Réalisation : Scott Cooper
Scénario : Nick Antosca, Henry Chaisson & Scott Cooper, d’après la nouvelle « The Quiet Boy » de Nick Antosca
Directeur de la Photographie : Florian Hoffmeister
Montage : Tom Cross
Musique : Javier Navarette
Chef Décorateur : Tim Grimes, Hamish Purdy
Direction Artistique : Cheryl Marion
Pays : USA
Durée : 1h39
Sortie en salles le 17 novembre 2021. En DVD/Bluray

Genre : Fantastique, Horreur
Note : 7,5/10
Après qu’un terrible événement ait touché son père, un enfant entre dans les ténèbres.
Le dernier plan du pré-générique d’Affamés se passe de mots, et il résume parfaitement ce qui va suivre. Cet enfant, c’est Lucas Weaver, un peu plus de dix ans, tout maigre et déjà abîmé par la pauvreté et les addictions de son paternel. Sa nouvelle institutrice, Julia (Keri Russell), qui a autrefois subi de mauvais traitements, se doute que quelque chose ne va pas lorsqu’elle examine les dessins morbides du gamin, dans lesquels il décrit l’état de son père et de son jeune frère. Devant l’inaction des institutions, Julia se déplace elle-même jusqu’au domicile de Lucas, où elle trouve suffisamment d’indices inquiétants pour alerter son frère, le shériff de cette petite ville minière d’Oregon (Jesse Plemmons). Ce qui semble être à première vue un cas de maltraitance caractérisé cache la transformation du père en une créature bestiale qui ne peut étancher sa faim. Lucas le nourrit régulièrement, mais il ne pourra pas empêcher une transformation plus radicale.
Le réalisateur des très bons Les Brasiers de la Colère et Hostiles revient avec un film d’horreur qui dégage la même noirceur et le même réalisme que ses précédents travaux. Adapté d’une nouvelle de Nick Antosca (qui a entre autres scénarisé la série Believe de Alfonso Cuaron), Affamés a attendu trois ans avant de débarquer dans les salles, et ce en dépit du soutien de Guillermo Del Toro. L’histoire de ce jeune garçon miséreux précipité prématurément dans les tourments de la société de son temps, condamné à devoir survivre aux horreurs provoquées par les adultes, avait tout pour séduire le réalisateur de L’Echine du Diable. La façon dont la bande originale de son acolyte Javier Navarette colle aux images ne ment pas. Mais on aurait tort de le cantonner à du sous Del Toro, car Affamés est bien dépouillé d’éléments merveilleux et de féérie.
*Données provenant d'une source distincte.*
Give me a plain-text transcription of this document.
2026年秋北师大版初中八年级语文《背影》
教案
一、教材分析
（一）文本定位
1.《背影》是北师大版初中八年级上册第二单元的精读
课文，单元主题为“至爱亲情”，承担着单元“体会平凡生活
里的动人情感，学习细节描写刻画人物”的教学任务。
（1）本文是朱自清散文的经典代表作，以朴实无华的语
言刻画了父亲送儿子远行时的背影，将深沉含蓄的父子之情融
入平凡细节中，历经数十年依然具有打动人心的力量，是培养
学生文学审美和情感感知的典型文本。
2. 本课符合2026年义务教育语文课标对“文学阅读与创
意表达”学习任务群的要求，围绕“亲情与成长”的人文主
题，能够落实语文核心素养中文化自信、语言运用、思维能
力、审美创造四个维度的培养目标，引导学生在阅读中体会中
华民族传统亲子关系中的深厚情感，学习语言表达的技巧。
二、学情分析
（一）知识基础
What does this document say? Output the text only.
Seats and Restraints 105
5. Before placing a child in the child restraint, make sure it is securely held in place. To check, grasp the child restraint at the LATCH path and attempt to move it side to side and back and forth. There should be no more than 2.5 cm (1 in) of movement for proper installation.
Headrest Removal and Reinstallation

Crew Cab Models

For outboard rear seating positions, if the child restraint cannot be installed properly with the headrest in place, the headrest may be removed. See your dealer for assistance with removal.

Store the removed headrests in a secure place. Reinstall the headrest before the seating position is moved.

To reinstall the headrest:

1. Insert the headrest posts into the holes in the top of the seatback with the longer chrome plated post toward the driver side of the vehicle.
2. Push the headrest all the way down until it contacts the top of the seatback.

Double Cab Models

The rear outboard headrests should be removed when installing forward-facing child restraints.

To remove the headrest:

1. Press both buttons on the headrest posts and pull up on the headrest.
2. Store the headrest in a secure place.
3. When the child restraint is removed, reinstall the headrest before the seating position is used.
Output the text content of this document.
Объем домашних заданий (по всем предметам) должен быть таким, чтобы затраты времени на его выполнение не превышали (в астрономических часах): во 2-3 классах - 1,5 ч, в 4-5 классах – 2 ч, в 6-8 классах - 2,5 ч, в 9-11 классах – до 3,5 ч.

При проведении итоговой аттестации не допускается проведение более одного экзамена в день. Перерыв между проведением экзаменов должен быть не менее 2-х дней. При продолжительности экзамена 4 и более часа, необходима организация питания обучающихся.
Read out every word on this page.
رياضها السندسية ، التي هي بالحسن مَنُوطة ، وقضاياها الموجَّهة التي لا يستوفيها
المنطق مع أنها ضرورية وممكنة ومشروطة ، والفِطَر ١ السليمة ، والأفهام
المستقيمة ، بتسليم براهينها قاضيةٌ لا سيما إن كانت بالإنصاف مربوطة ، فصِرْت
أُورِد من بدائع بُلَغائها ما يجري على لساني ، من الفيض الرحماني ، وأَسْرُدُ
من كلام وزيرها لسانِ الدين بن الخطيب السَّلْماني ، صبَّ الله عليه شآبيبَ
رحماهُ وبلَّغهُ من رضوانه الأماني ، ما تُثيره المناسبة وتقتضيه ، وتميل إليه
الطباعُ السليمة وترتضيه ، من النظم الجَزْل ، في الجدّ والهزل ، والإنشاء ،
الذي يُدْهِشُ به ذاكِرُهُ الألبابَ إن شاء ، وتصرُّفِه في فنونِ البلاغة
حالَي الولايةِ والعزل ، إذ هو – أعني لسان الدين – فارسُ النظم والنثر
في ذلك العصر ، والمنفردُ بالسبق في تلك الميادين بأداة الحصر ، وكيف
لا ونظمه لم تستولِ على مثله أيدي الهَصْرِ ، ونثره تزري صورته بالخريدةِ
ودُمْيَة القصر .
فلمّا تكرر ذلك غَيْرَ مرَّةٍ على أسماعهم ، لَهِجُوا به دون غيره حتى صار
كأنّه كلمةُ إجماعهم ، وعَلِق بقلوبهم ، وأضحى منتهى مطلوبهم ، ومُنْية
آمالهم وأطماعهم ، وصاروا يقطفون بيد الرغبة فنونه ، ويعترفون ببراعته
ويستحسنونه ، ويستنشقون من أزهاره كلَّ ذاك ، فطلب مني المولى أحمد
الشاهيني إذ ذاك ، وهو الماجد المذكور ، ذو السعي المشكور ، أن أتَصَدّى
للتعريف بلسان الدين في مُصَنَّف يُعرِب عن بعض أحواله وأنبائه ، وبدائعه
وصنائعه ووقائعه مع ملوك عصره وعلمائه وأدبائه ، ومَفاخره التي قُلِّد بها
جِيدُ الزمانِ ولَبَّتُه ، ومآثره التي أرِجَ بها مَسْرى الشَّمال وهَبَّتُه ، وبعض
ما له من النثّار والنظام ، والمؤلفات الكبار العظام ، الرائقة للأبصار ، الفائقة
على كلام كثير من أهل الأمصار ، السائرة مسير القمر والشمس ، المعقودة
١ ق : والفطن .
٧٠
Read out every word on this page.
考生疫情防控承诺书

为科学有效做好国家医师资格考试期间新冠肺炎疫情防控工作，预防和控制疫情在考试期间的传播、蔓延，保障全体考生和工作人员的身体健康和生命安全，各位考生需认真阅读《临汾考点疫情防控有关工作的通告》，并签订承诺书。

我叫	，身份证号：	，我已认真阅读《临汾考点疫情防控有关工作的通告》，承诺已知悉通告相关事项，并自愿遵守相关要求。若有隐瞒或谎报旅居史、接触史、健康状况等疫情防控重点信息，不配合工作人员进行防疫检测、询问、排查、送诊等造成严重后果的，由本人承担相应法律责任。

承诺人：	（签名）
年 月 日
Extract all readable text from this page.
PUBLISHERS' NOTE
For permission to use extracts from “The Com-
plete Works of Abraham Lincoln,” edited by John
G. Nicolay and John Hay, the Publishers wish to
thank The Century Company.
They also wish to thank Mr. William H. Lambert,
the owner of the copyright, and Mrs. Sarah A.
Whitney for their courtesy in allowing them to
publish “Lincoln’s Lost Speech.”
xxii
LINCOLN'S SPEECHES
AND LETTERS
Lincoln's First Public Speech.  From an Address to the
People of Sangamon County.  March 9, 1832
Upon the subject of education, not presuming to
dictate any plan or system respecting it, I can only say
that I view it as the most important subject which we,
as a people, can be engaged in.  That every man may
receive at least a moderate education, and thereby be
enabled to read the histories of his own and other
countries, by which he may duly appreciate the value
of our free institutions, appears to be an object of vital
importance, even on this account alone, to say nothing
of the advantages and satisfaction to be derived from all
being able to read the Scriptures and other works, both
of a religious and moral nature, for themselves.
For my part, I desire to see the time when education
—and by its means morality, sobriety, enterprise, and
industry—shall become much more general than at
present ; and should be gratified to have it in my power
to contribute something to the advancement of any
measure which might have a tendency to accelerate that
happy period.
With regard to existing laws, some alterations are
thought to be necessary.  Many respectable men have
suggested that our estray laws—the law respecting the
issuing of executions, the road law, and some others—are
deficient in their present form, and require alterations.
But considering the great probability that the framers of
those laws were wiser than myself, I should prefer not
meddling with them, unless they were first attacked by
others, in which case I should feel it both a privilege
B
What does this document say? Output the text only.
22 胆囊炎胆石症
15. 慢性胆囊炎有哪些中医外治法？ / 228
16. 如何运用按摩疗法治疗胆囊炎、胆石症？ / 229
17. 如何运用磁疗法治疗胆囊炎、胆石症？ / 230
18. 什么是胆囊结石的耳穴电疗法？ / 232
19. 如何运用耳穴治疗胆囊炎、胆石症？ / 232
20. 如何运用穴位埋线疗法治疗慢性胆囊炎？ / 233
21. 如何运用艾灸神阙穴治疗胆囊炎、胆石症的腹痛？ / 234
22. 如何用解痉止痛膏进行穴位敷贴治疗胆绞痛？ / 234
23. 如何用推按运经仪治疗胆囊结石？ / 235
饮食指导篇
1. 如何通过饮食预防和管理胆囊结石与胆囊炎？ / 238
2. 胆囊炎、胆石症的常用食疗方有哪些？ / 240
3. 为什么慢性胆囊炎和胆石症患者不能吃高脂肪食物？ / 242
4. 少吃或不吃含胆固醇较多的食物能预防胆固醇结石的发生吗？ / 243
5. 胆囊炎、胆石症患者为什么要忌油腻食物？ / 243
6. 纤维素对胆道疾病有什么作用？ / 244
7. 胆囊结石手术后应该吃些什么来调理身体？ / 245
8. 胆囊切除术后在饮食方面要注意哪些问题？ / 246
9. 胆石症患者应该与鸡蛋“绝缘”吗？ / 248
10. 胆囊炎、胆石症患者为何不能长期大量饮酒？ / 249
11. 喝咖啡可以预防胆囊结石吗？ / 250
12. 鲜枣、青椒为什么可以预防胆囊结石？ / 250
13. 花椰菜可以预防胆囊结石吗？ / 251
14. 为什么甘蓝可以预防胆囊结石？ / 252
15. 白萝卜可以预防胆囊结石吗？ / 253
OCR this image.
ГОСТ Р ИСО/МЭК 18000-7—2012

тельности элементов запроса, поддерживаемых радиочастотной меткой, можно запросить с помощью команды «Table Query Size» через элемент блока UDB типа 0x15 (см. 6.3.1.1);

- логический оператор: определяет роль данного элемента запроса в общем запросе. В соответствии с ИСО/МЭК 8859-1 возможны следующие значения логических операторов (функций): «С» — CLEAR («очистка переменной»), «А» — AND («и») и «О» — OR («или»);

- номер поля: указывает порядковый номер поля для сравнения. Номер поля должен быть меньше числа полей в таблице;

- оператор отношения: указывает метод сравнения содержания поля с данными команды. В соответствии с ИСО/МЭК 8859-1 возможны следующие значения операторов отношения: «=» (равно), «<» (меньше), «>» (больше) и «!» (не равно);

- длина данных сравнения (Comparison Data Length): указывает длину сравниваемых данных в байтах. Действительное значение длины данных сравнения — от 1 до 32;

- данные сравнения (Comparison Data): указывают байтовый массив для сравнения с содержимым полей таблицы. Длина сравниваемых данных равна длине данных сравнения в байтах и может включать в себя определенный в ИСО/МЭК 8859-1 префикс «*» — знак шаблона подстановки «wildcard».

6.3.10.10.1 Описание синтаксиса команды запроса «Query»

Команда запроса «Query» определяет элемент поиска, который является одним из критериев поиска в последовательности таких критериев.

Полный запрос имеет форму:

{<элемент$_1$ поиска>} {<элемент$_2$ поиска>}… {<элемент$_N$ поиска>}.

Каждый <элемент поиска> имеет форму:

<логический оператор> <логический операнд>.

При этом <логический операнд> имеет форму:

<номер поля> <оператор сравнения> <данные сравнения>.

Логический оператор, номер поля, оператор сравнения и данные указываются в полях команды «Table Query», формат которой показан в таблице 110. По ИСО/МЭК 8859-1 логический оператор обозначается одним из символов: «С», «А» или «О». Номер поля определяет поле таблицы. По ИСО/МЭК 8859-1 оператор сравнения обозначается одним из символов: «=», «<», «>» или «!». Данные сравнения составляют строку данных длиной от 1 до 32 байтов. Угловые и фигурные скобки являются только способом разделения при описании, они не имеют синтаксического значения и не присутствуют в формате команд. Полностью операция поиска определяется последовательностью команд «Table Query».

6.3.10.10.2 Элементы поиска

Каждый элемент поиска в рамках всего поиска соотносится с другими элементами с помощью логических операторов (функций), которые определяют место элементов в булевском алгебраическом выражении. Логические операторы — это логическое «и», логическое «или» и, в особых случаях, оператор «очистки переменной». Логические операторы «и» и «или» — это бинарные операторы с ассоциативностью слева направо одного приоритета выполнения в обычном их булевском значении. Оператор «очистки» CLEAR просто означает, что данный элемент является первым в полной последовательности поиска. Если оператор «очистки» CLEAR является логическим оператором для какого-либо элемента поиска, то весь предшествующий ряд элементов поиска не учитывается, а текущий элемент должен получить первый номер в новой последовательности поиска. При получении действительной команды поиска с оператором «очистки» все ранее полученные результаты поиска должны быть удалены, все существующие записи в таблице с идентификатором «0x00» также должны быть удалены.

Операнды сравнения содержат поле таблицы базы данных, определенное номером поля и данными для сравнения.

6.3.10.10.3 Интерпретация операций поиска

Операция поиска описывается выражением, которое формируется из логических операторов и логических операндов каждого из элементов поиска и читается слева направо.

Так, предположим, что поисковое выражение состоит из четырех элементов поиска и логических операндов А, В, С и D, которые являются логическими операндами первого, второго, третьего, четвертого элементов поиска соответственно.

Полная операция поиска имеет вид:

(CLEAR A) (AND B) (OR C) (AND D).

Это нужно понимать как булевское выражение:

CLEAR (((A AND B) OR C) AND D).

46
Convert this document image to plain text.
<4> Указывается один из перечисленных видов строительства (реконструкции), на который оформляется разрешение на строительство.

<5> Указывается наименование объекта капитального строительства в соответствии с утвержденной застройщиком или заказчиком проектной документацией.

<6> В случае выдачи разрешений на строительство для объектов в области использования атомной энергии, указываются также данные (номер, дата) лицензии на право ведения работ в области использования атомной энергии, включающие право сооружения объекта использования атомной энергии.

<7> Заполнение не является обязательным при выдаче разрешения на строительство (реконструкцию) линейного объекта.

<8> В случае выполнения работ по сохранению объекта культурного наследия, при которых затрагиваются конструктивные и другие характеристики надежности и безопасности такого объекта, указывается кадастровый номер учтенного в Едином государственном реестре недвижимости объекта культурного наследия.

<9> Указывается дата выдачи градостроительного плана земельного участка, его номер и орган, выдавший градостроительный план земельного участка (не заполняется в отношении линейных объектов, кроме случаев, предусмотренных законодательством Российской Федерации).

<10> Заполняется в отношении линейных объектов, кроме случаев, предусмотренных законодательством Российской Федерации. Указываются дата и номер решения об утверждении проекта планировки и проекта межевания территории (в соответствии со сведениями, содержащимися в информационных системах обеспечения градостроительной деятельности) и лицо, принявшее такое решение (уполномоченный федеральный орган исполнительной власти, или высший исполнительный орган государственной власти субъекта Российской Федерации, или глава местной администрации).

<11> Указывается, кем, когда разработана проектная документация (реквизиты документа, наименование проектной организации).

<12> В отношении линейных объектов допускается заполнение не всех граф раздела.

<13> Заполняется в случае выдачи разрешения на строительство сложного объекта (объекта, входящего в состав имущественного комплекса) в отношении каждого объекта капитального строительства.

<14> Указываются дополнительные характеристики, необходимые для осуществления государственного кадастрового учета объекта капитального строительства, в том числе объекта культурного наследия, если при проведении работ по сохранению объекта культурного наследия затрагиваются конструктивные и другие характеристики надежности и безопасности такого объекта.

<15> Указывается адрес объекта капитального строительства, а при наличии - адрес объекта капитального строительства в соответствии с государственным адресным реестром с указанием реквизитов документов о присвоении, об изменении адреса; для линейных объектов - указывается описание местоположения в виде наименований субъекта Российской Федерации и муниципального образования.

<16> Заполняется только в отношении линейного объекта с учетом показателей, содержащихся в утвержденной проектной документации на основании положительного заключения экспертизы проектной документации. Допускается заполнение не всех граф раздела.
Le monstre folklorique amérindien qui le hante – le Wendigo – a déjà vécu au cinéma à travers l’appétissant Vorace de Mary Lambert, mais le cannibalisme d’Affamés est bien plus bestial et sans joie. Il sonne comme une condamnation. Il est le rejeton de la modernité, condamné à se reproduire indéfiniment et à détruire. L’horreur que suggère Scott Cooper, puis qu’il montre dans sa deuxième moitié (la créature, les meurtres), côtoie l’horreur du contexte social qu’il décrit dans une frontière tellement fine qu’il n’y a plus vraiment de métaphore. A travers son jeune héros et sa demeure désolée, il sait installer cet atmosphère bien réelle de désespoir, d’exclusion et de faim qui n’en finit plus, laissant au fantastique et à l’horreur la mission d’exprimer le sentiment subjectif de l’enfant, submergé par la situation. Cooper n’aurait pas pu réussir son film sans un jeune acteur convaincant, qui puisse exprimer à la fois l’extrême vulnérabilité physique et la force mentale d’un adulte. C’est bien ici Keri Russell et Jesse Plemmons qui soutiennent la performance du jeune Jeremy T. Thomas, et non le contraire. Dépouillé des artifices narratifs qui auraient pu le rendre plus acceptable (on est loin de l’elevated genre), Affamés est un film d’horreur brut, efficace et sans prétention, qui dit pourtant énormément de choses sur l’Amérique et sur son époque.